Y se menciona el jaco. Con todas sus letras: j-a-c-o. No solo de pasada en relación con la muerte de Sid Vicious. Sin cargar las tintas, que no hace falta, pero sin obviar su obvia existencia ni adornarla con eufemismos sobre vidas peligrosas como la de Keith Richards. Por cierto, el director, Julien Temple, presentó en este In-Edit un documental donde Keith habla de su vida antes de encontrarse con Mick Jagger en un tren y el resto es historia. Las imágenes del documental le dan en cierto modo un regusto a falso, pero Keith el rolling setentón es un narrador bárbaro con un enorme sentido del humor, y eso salva la película.



La otra película española que cayó es el resumen de un trabajo ímprobo (7 volúmenes... esto... episodios) sobre la historia del punk en Madrid, desde Kaka de Luxe hasta el asociado al movimiento okupa. Donde, por cierto, sale Ana Curra hablando de cuando murió Eduardo y la posterior época oscura cuando usaba "la droga como analgésico": ninguna de esas palabras empieza por H, ni por J. Tras la proyección, hay un debate donde llega un punto en que uno de los participantes dice, en el In-Edit de los 40 años del ¡Punk!: "Estoy harto de revisionismo histórico".

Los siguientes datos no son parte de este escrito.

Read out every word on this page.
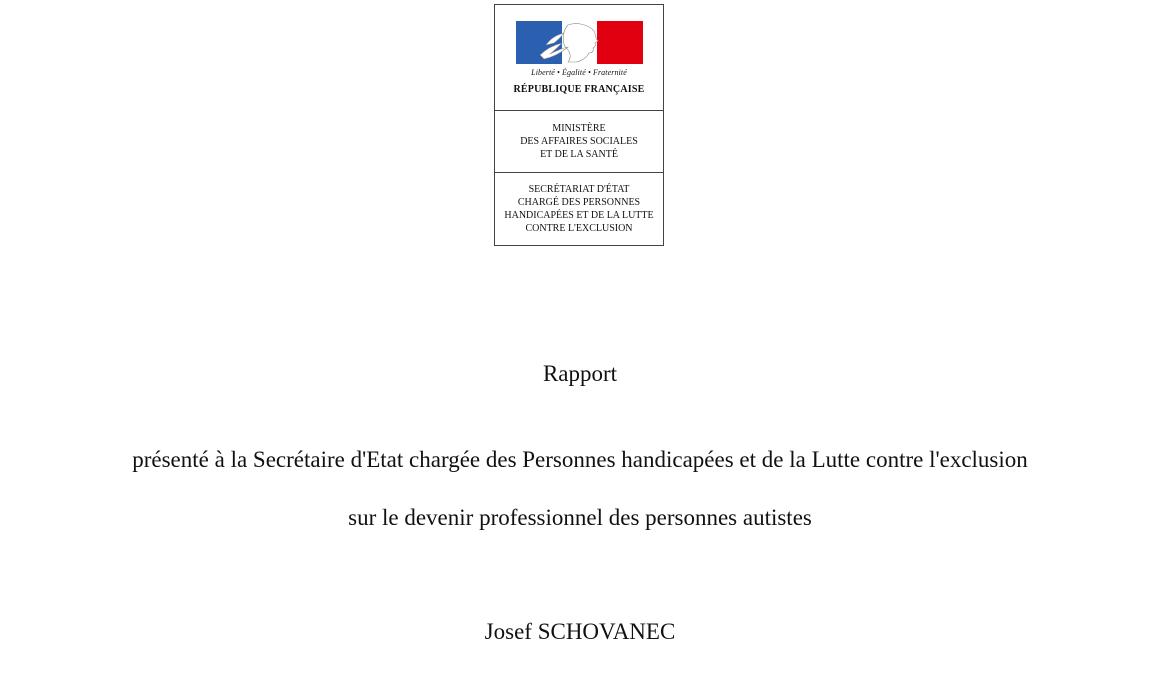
Liberté • Égalité • Fraternité
RÉPUBLIQUE FRANÇAISE
MINISTÈRE
DES AFFAIRES SOCIALES
ET DE LA SANTÉ
SECRÉTARIAT D'ÉTAT
CHARGÉ DES PERSONNES
HANDICAPÉES ET DE LA LUTTE
CONTRE L'EXCLUSION
Rapport
présenté à la Secrétaire d'Etat chargée des Personnes handicapées et de la Lutte contre l'exclusion
sur le devenir professionnel des personnes autistes
Josef SCHOVANEC
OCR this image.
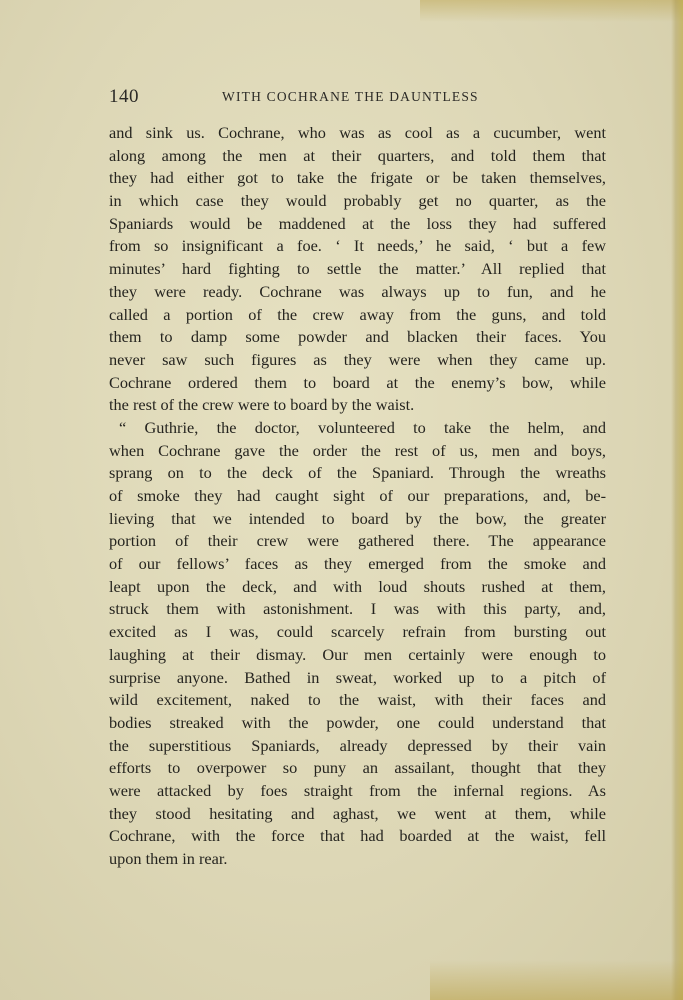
140	WITH COCHRANE THE DAUNTLESS
and sink us. Cochrane, who was as cool as a cucumber, went
along among the men at their quarters, and told them that
they had either got to take the frigate or be taken themselves,
in which case they would probably get no quarter, as the
Spaniards would be maddened at the loss they had suffered
from so insignificant a foe. ‘ It needs,’ he said, ‘ but a few
minutes’ hard fighting to settle the matter.’ All replied that
they were ready. Cochrane was always up to fun, and he
called a portion of the crew away from the guns, and told
them to damp some powder and blacken their faces. You
never saw such figures as they were when they came up.
Cochrane ordered them to board at the enemy’s bow, while
the rest of the crew were to board by the waist.
“ Guthrie, the doctor, volunteered to take the helm, and
when Cochrane gave the order the rest of us, men and boys,
sprang on to the deck of the Spaniard. Through the wreaths
of smoke they had caught sight of our preparations, and, be-
lieving that we intended to board by the bow, the greater
portion of their crew were gathered there. The appearance
of our fellows’ faces as they emerged from the smoke and
leapt upon the deck, and with loud shouts rushed at them,
struck them with astonishment. I was with this party, and,
excited as I was, could scarcely refrain from bursting out
laughing at their dismay. Our men certainly were enough to
surprise anyone. Bathed in sweat, worked up to a pitch of
wild excitement, naked to the waist, with their faces and
bodies streaked with the powder, one could understand that
the superstitious Spaniards, already depressed by their vain
efforts to overpower so puny an assailant, thought that they
were attacked by foes straight from the infernal regions. As
they stood hesitating and aghast, we went at them, while
Cochrane, with the force that had boarded at the waist, fell
upon them in rear.
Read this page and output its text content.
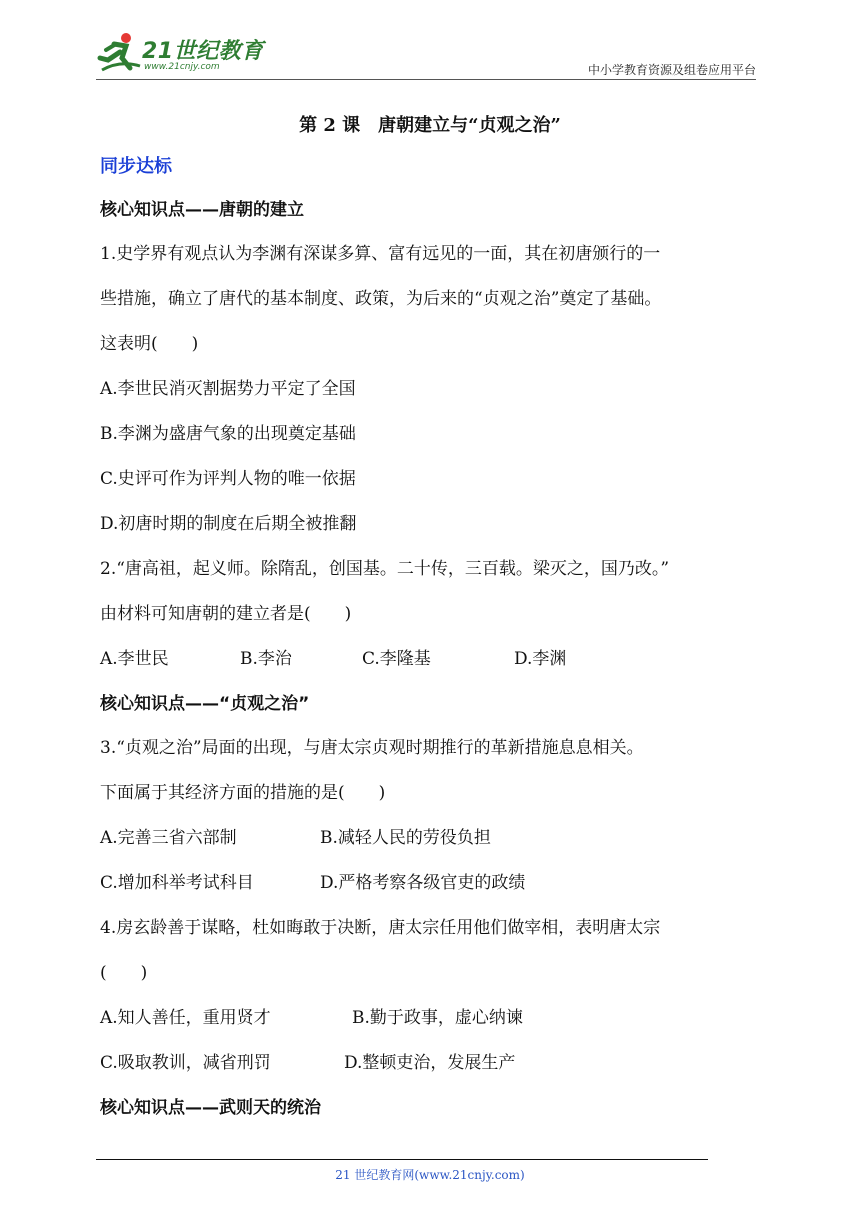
21世纪教育
www.21cnjy.com	中小学教育资源及组卷应用平台
第 2 课　唐朝建立与“贞观之治”
同步达标
核心知识点——唐朝的建立
1.史学界有观点认为李渊有深谋多算、富有远见的一面，其在初唐颁行的一
些措施，确立了唐代的基本制度、政策，为后来的“贞观之治”奠定了基础。
这表明(　　)
A.李世民消灭割据势力平定了全国
B.李渊为盛唐气象的出现奠定基础
C.史评可作为评判人物的唯一依据
D.初唐时期的制度在后期全被推翻
2.“唐高祖，起义师。除隋乱，创国基。二十传，三百载。梁灭之，国乃改。”
由材料可知唐朝的建立者是(　　)
A.李世民	B.李治	C.李隆基	D.李渊
核心知识点——“贞观之治”
3.“贞观之治”局面的出现，与唐太宗贞观时期推行的革新措施息息相关。
下面属于其经济方面的措施的是(　　)
A.完善三省六部制	B.减轻人民的劳役负担
C.增加科举考试科目	D.严格考察各级官吏的政绩
4.房玄龄善于谋略，杜如晦敢于决断，唐太宗任用他们做宰相，表明唐太宗
(　　)
A.知人善任，重用贤才	B.勤于政事，虚心纳谏
C.吸取教训，减省刑罚	D.整顿吏治，发展生产
核心知识点——武则天的统治
21 世纪教育网(www.21cnjy.com)
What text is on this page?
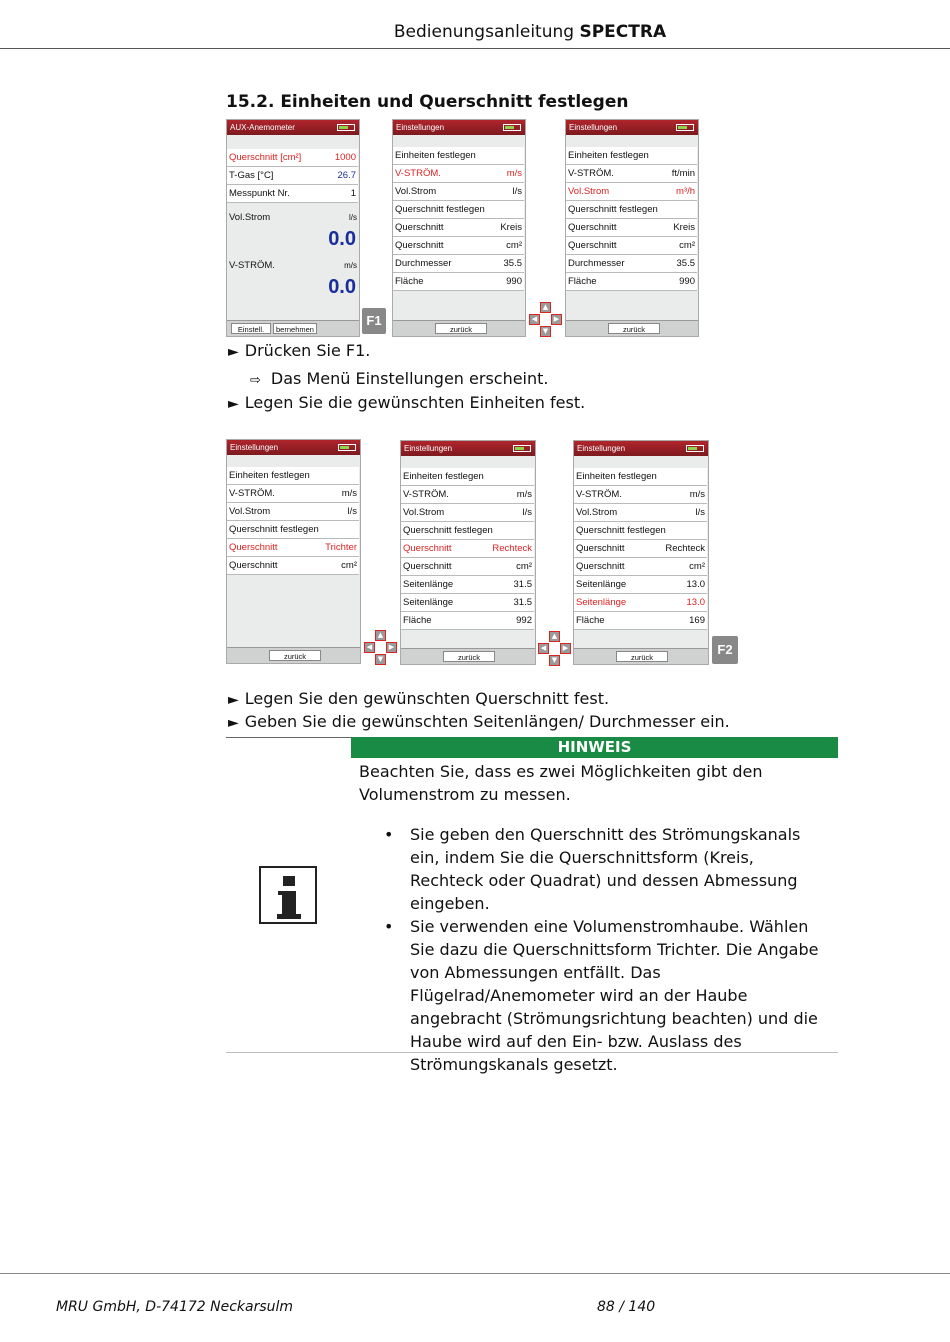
Bedienungsanleitung SPECTRA
15.2. Einheiten und Querschnitt festlegen
AUX-Anemometer
Querschnitt [cm²]	1000
T-Gas [°C]	26.7
Messpunkt Nr.	1
Vol.Strom	l/s
0.0
V-STRÖM.	m/s
0.0
Einstell.	bernehmen
F1
Einstellungen
Einheiten festlegen
V-STRÖM.	m/s
Vol.Strom	l/s
Querschnitt festlegen
Querschnitt	Kreis
Querschnitt	cm²
Durchmesser	35.5
Fläche	990
zurück
▲
◀	▶
▼
Einstellungen
Einheiten festlegen
V-STRÖM.	ft/min
Vol.Strom	m³/h
Querschnitt festlegen
Querschnitt	Kreis
Querschnitt	cm²
Durchmesser	35.5
Fläche	990
zurück
► Drücken Sie F1.
⇨ Das Menü Einstellungen erscheint.
► Legen Sie die gewünschten Einheiten fest.
Einstellungen
Einheiten festlegen
V-STRÖM.	m/s
Vol.Strom	l/s
Querschnitt festlegen
Querschnitt	Trichter
Querschnitt	cm²
zurück
▲
◀	▶
▼
Einstellungen
Einheiten festlegen
V-STRÖM.	m/s
Vol.Strom	l/s
Querschnitt festlegen
Querschnitt	Rechteck
Querschnitt	cm²
Seitenlänge	31.5
Seitenlänge	31.5
Fläche	992
zurück
▲
◀	▶
▼
Einstellungen
Einheiten festlegen
V-STRÖM.	m/s
Vol.Strom	l/s
Querschnitt festlegen
Querschnitt	Rechteck
Querschnitt	cm²
Seitenlänge	13.0
Seitenlänge	13.0
Fläche	169
zurück
F2
► Legen Sie den gewünschten Querschnitt fest.
► Geben Sie die gewünschten Seitenlängen/ Durchmesser ein.
HINWEIS
Beachten Sie, dass es zwei Möglichkeiten gibt den Volumenstrom zu messen.
• Sie geben den Querschnitt des Strömungskanals ein, indem Sie die Querschnittsform (Kreis, Rechteck oder Quadrat) und dessen Abmessung eingeben.
• Sie verwenden eine Volumenstromhaube. Wählen Sie dazu die Querschnittsform Trichter. Die Angabe von Abmessungen entfällt. Das Flügelrad/Anemometer wird an der Haube angebracht (Strömungsrichtung beachten) und die Haube wird auf den Ein- bzw. Auslass des Strömungskanals gesetzt.
MRU GmbH, D-74172 Neckarsulm	88 / 140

Yo también. Tanto mirar al pasado da la impresión de ausencia de futuro. No future for you.

¿Que no quiero caldo? Pues quedan dos tazas de revisionismo histórico para el tute del domingo: una de la época ("Jubilee", de Derek Jarman) y una de ahora ("Gimme Danger", de Jim Jarmusch).



No todo son los 40 años en cuestión. Hoy, por ejemplo, cayó una sobre el Mali actual. Un país donde, a cuenta de la invasión yihadista en el norte, lo subversivo, tan subversivo que se la juegan, es tocar música. Eso, en un país tan musical como Mali, es como una prohibición de respirar. A través de las canciones se denuncia desde la represión yihadista hasta la ablación del clítoris. Y luego dicen del punk.